Но вернемся к литобъединению. Поначалу его вела административная (от издательства) руководительница Вера Васильевна Юровская. Не понимаю, почему Юровская была Васильевной — так не переводится ни одно еврейское имя, а она была еврейкой и своего происхождения не скрывала. Кажется, она происходила из старобольшевистской семьи. Была ли она в родстве с цареубийцей Юровским — не знаю. Тогда таких «заслуг» не скрывали, но речь об этом при мне ни разу не заходила. Юровская поначалу отнеслась ко мне хорошо, но особо душевных бесед у меня с ней не было.
Я ее считал трусихой. Скорее всего, несправедливо, хотя она и впрямь всего боялась.
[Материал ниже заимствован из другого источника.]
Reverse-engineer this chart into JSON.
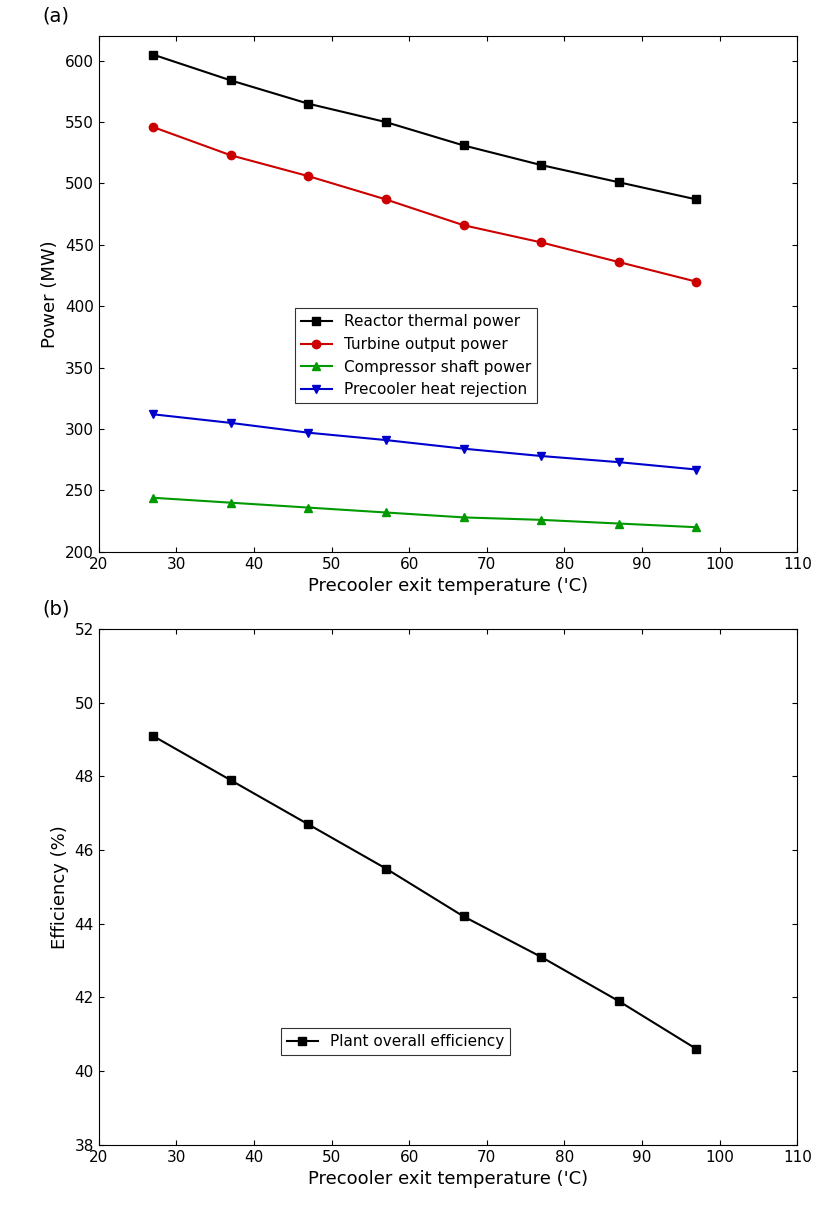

Так ведь не зря же. Возможно, это было связано с ее старобольшевистским родством, если оно мне не приснилось. Ибо, хотя формально оно продолжало считаться почетным, но на самом деле оно теперь скорее отягощало анкету, а по линии МГБ просто выглядело подозрительно. Так что вполне возможно, что она так всего боялась еще и по этой причине.
Конечно, к большевикам (говорю о «настоящих», «идейных» или представлявших себя таковыми), которые от всего «отдельно взятого» (ими за горло) народа требовали безграничного самопожертвования, а сами, когда пришлось, за редким исключением, не проявили и тени готовности к нему, — особый счет. Но речь сейчас не о старых большевиках, а о Юровской, которая лично вряд ли была в чем-либо виновата и вполне имела права бояться моей лихости. Я не был идиотом и тоже понимал, что за это не милуют, но, воспитанный в героических традициях Ленинского комсомола и большевистской принципиальности, какими они представлялись в книгах, а отчасти и сталинской пропагандой, я не считал это достаточным основанием для отказа от истины. Примат общественного над личным, верности Революции над личной безопасностью (причем не только своей) я понимал буквально и воистину бескомпромиссно — хотя и вразрез с властью, якобы являющейся воплощением этих «добродетелей». И я действовал в соответствии с этим, ни с чем не считаясь — другими словами, публично читал стихи, которые писал. Стихи, отчасти уже знакомые читателю этой книги, отчасти (если мною же не забракованы) опубликованные в начале моих сборников, заграничных и «худлитовского».
Что происходило! Мне «давали отпор», запрещали читать стихи, выступать, запрещали даже приходить, а я в шинели без хлястика и в буденновке со звездой на лбу (и то, и другое, правда, в «товарном» виде, мне подарил Марк Малков, упоминавшийся в предыдущей главе) все равно там появлялся, как призрак военного коммунизма, выступал и читал. А директора издательства Михаила Тюрина, собственно и велевшего меня изгнать, даже вставил в стихи, которые тогда читал везде, но давно не читаю и публиковать не собираюсь. Лишь к слову здесь приведу отрывок. Выглядел в нем он так:
Из этого видно, что все, чего я не любил, я относил к проявлениям старого мира (себя — к новому). И что с врагами его был беспощаден — в смысле словесных приговоров. Между тем Михаил Иванович Тюрин просто знал, что за это бывает, независимо от того, новый это мир или старый. Правда, недоброе чувство ко мне он сохранил надолго. Не за эти строки — он о них вряд ли знал, а за перенесенные страхи. Уже через много лет, когда в «Известиях», где он тогда был замом главного, он обнаружил мою подпись под напечатанной репликой, он очень сетовал, что не заметил ее раньше — такого человека, как я, по его мнению, и близко нельзя было подпускать к газете.
Я и сегодня не знаю, как относиться к своему тогдашнему поведению. Ибо, с одной стороны, оно было проявлением самоупоенного эгоизма по отношению к малым (и не очень малым) сим, к «дрожащей — и вовсе не без причин — твари». Но была и другая сторона. Не мог я в девятнадцать лет вдруг взять да и перестать проявляться, практически — существовать. Да и хорошо ли бы это было? Что вообще нравственно в годы декретированной безнравственности? И дальше — рассказывать о том, что я тогда вытворял, значит хвастать собственным «героизмом». Между тем героизма там не было. Героизм — это направленное деяние, имеющее некоторую возвышенную цель. Ничего подобного у меня не было. Такой задачи, чтобы люди, выслушав мои стихи, «встали и пошли», я, видит Бог, перед собой не ставил. Да и куда было им идти? Психологически это был совсем не героизм.